The happy cruiser goes on a mandatory road trip to Mahabaleshwar.
The case for diesel may be weakening, as the price difference with petrol has narrowed significantly. But after living with our long-term Sonet GTX Plus Diesel automatic, the case for diesel hasn’t been stronger. Well, for me at least. It’s true, I’m a bit of a diesel head but so would you be if you drove the diesel Sonet for any length of time. Kia has taken full advantage of the tax benefits given to sub-four-metre cars with diesel engines smaller than 1.5 litres. By taking the 115hp, 1.5 litre engine from the bigger Seltos and plonking it as is under the Sonet’s muscular bonnet, along with the 6-speed auto, Kia has brought midsize performance to the compact SUV segment. The interior quality too feels like it’s from a segment above and after living with this car for the past couple of months, stepping into any other compact SUV feels, well, a step down.

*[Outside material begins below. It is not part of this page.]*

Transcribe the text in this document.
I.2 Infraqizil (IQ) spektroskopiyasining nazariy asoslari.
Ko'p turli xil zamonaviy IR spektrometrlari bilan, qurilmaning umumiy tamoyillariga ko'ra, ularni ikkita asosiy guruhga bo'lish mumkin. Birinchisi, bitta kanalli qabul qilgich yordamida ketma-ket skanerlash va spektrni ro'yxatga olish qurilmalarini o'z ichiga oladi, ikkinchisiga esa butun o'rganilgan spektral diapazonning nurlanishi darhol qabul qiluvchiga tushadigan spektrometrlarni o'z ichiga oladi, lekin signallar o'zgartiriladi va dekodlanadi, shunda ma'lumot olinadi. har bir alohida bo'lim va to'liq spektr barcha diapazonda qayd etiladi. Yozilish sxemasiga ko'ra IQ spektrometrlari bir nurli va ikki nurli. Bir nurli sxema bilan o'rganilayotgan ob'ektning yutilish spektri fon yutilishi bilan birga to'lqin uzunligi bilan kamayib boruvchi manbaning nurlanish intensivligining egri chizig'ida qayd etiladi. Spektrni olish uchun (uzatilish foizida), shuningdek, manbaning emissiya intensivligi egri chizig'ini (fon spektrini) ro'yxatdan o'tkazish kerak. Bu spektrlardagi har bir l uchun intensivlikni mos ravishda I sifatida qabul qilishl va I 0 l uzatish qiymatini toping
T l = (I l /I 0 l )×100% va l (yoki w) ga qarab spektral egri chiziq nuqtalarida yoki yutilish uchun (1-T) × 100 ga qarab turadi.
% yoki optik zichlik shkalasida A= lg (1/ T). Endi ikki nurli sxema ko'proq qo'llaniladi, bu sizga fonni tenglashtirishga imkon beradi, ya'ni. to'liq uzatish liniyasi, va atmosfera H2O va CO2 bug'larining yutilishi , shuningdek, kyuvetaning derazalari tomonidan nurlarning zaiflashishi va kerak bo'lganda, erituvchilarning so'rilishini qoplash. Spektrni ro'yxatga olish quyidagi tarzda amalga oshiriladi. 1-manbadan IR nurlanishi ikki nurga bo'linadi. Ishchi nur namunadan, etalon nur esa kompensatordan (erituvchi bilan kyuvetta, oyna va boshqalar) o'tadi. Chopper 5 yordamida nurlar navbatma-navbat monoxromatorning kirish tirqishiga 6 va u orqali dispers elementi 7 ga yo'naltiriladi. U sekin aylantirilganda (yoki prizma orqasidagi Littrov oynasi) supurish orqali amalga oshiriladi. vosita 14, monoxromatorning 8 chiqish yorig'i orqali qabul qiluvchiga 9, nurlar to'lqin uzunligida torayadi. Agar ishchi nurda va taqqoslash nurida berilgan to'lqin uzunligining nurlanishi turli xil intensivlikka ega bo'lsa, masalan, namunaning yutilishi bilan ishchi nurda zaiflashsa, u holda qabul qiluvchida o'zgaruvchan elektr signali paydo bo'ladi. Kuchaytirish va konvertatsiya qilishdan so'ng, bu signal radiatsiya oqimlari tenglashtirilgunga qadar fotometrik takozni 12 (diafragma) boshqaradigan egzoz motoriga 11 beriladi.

SWITCHED ON: Quality of switchgear truly top class.
Taking a long-termer to Mahabaleshwar has become a ritual the Sonet wasn’t spared from. The 550km round trip is a mix of the fast expressway, dual carriageway, single-lane roads, twisty ghats and Mahabaleshwar’s potholed back roads – an acid test for any car.

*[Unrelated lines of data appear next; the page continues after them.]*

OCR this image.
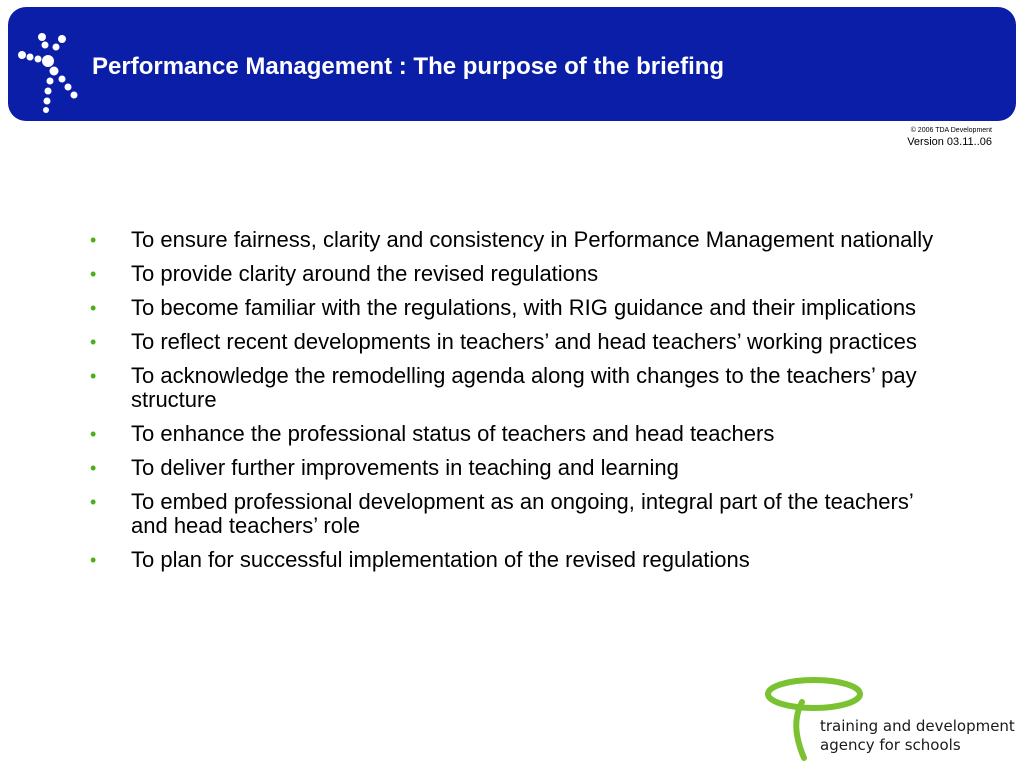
Performance Management : The purpose of the briefing
© 2006 TDA Development
Version 03.11..06
• To ensure fairness, clarity and consistency in Performance Management nationally
• To provide clarity around the revised regulations
• To become familiar with the regulations, with RIG guidance and their implications
• To reflect recent developments in teachers’ and head teachers’ working practices
• To acknowledge the remodelling agenda along with changes to the teachers’ pay structure
• To enhance the professional status of teachers and head teachers
• To deliver further improvements in teaching and learning
• To embed professional development as an ongoing, integral part of the teachers’ and head teachers’ role
• To plan for successful implementation of the revised regulations
training and development
agency for schools
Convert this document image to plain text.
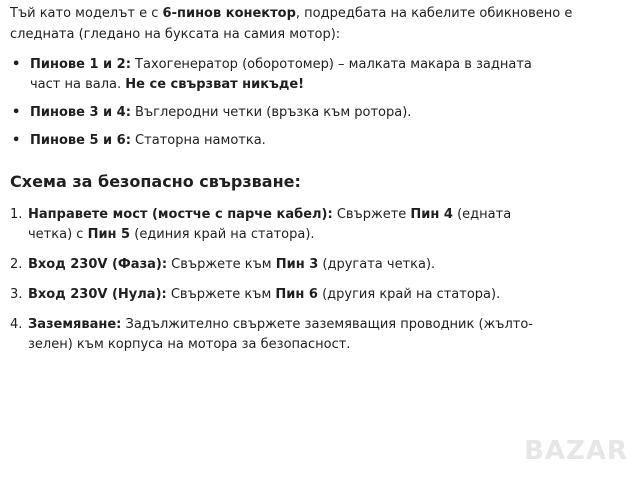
Тъй като моделът е с 6-пинов конектор, подредбата на кабелите обикновено е
следната (гледано на буксата на самия мотор):

• Пинове 1 и 2: Тахогенератор (оборотомер) – малката макара в задната част на вала. Не се свързват никъде!
• Пинове 3 и 4: Въглеродни четки (връзка към ротора).
• Пинове 5 и 6: Статорна намотка.
Схема за безопасно свързване:
1. Направете мост (мостче с парче кабел): Свържете Пин 4 (едната четка) с Пин 5 (единия край на статора).
2. Вход 230V (Фаза): Свържете към Пин 3 (другата четка).
3. Вход 230V (Нула): Свържете към Пин 6 (другия край на статора).
4. Заземяване: Задължително свържете заземяващия проводник (жълто-зелен) към корпуса на мотора за безопасност.
BAZAR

GEARED UP: 6-speed auto works smoothly and seamlessly.
It’s routine to leave for Mahabaleshwar at around 4pm from our Byculla office to beat the rush hour, but on this occasion, I got delayed till 5.30pm, which thrust me into the thick of evening traffic. Caught in a bumper-to-bumper crawl I was cursing myself for not winding up work earlier for a speedier exit from the city, but what this ordeal did highlight was the perfect unison in which the 1.5 diesel and 6-speed torque converter interact with each other. Slight taps on throttle are met with a smart response and the gearbox feels neither hesitant nor jerky. When the road finally opens up on the Eastern Freeway, I start to enjoy the surplus of torque the diesel Sonet offers. Overtaking is utterly effortless; the gearbox smoothens out the power delivery, which is nice and seamless, and this affable trait is further highlighted on the Mumbai-Pune Expressway. The Sonet is a very happy cruiser. The tall gearing and torque don’t stress the engine and whenever you want a sudden change of pace, there’s a nice juicy bundle of torque to dig into. This torque converter is quick to kickdown, and I never felt the need to shift out of ‘D’. It’s only on the twisty ghat up from Wai that I knocked the chunky lever into manual mode to make most of the 1.5 diesel’s rev band.
RAISING THE ALARM: Lock-unlock alarm too loud, can thankfully be disengaged.
On the twisties, the Sonet doesn’t steer with the same verve as the Ecosport and neither does it thump through potholes as contemptuously as a Nexon, and the rather benign dynamics don’t exactly spark the enthusiast in you. For what it is, which is a brilliantly equipped and well-crafted compact SUV, it shines out. Literally so on the last bit of the drive, which was at night. The full-LED headlights cast a nice broad beam but the soothing ambient lighting, high-definition digital instrument cluster and touchscreen make the cabin feel even more premium.
CONSTANT WARNING: Faulty TPMS sensor took a month to replace.
Niggles? The lock-unlock alarm that activates the horn is annoyingly loud but thankfully it can be disabled by simultaneously pressing the lock and unlock buttons on the fob for three seconds. A bigger irritant for which there was no easy fix was a faulty TPMS warning light, which couldn’t be reset even after setting the tyre pressures correctly. It was a faulty sensor that the workshop took over a month to replace.